A number of times I have gone to my personnel laptop to plot a location that is outside of the map in the CAD so it can be passed to the responsible agency.

 

Agencies up grade their CAD continually so what is true today maybe incorrect tomorrow.

 

Be prepared to give the dispatcher as much detailed information as possible. I realize that most dispatchers are into street address, milepost makers along highways, and local names. But if you are out in the woods most likely you will not have a street address.

 

Your Garmin gps unit loaded with Topo software provides you with a number of options. Not only does it provide you with Lat/Long but also with geographic names. Lets say you have an emergency at N39 01.612 W120 10.576, but if you go to the FIND button on your unit, and select Geographic Points you will get additional information. Lily Pond is 0.09 miles from your location at 55° true north. You are located 1.66 miles from Camp Wasiu, which is 101° from your location. Information that you parked your vehicle at Sugar Pine Point State Park would be helpful.

 

If you are on the freeway the EXIT icon can give your compass direct from an exit. This option gives you the EXIT number and miles to it.

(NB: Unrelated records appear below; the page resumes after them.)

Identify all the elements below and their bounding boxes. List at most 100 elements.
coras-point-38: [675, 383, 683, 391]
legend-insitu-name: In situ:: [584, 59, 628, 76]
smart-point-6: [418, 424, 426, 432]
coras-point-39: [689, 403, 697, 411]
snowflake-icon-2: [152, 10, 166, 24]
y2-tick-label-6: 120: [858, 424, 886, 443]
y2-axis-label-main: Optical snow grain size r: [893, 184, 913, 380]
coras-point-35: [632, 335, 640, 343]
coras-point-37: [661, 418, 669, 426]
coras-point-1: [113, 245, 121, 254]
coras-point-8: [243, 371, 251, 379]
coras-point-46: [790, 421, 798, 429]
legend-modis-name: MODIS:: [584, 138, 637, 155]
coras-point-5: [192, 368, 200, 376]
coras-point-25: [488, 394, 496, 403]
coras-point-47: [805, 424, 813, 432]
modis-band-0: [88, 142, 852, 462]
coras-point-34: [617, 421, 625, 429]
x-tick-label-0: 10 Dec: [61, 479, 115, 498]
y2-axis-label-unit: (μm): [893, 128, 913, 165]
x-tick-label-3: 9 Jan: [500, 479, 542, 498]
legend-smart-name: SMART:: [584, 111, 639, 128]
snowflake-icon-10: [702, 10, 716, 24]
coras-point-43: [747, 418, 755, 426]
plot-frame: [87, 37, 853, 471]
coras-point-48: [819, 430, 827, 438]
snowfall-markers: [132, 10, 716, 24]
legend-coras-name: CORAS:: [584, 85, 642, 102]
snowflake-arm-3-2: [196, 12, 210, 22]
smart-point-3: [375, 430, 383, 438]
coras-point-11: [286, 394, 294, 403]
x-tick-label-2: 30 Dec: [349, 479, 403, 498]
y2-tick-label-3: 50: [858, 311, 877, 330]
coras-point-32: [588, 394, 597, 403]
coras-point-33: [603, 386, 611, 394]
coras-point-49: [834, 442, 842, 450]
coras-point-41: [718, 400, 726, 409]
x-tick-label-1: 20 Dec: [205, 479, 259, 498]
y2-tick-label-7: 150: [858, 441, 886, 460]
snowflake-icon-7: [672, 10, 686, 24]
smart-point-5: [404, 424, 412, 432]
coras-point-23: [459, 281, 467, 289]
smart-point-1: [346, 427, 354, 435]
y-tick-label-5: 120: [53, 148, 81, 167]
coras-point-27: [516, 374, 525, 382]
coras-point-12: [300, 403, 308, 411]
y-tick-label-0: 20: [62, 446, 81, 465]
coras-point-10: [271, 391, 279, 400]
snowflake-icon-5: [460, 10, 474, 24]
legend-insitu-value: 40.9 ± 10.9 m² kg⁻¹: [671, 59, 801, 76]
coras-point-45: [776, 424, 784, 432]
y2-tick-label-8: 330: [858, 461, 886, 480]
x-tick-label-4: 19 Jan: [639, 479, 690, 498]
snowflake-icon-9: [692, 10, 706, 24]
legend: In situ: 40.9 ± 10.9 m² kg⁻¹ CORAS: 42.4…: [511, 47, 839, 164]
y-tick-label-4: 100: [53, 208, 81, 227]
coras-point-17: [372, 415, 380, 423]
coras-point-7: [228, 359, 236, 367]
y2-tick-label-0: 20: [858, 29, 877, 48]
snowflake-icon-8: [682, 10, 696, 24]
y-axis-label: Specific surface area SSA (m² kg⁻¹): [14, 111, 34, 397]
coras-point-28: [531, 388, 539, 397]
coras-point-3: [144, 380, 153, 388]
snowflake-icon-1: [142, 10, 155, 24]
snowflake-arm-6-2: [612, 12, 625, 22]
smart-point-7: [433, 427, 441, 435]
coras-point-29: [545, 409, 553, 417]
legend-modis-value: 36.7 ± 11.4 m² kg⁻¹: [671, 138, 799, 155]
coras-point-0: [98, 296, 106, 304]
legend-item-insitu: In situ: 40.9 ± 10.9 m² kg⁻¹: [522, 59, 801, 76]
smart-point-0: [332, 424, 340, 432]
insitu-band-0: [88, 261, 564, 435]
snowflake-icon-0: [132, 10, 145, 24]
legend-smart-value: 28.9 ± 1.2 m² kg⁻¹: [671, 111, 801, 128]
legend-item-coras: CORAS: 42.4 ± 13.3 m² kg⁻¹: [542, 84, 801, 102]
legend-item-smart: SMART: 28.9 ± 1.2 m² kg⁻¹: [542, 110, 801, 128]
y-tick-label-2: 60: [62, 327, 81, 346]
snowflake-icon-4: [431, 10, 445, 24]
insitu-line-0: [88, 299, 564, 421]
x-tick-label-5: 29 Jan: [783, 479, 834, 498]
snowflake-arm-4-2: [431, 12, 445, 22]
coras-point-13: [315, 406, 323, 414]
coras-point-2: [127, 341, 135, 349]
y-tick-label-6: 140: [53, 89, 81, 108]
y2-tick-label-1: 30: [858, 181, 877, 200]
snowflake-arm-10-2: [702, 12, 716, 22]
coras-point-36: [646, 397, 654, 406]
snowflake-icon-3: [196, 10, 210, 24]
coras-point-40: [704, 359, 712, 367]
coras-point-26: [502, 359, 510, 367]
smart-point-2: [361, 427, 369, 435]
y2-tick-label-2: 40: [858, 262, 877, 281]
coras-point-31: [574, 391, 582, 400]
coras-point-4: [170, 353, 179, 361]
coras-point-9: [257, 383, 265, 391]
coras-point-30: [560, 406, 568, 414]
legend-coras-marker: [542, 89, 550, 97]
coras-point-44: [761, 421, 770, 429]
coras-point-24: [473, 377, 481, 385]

When you are on the freeway this information to a Highway Patrol dispatcher will be more valuable then the Lat/Long.

 

Some of your best emergency dispatchers are not into gps, but give them good information and they will get you assistance. In the California wildlands I would give information in the hddd°mm.mmm’ Lat/Long format because aircraft are dispatched in Lat/Long. Give them poor information and help may have a difficult time finding you.

 

When I make a trip into the woods I like to leave a trip plan on the dinning room table. The plan will include the County I will be in, the license number of my vehicle, and some waypoint information that I have created on Map Source Topo, or my USGS State Series. If I know the Forest Service or BLM road numbers I will include them.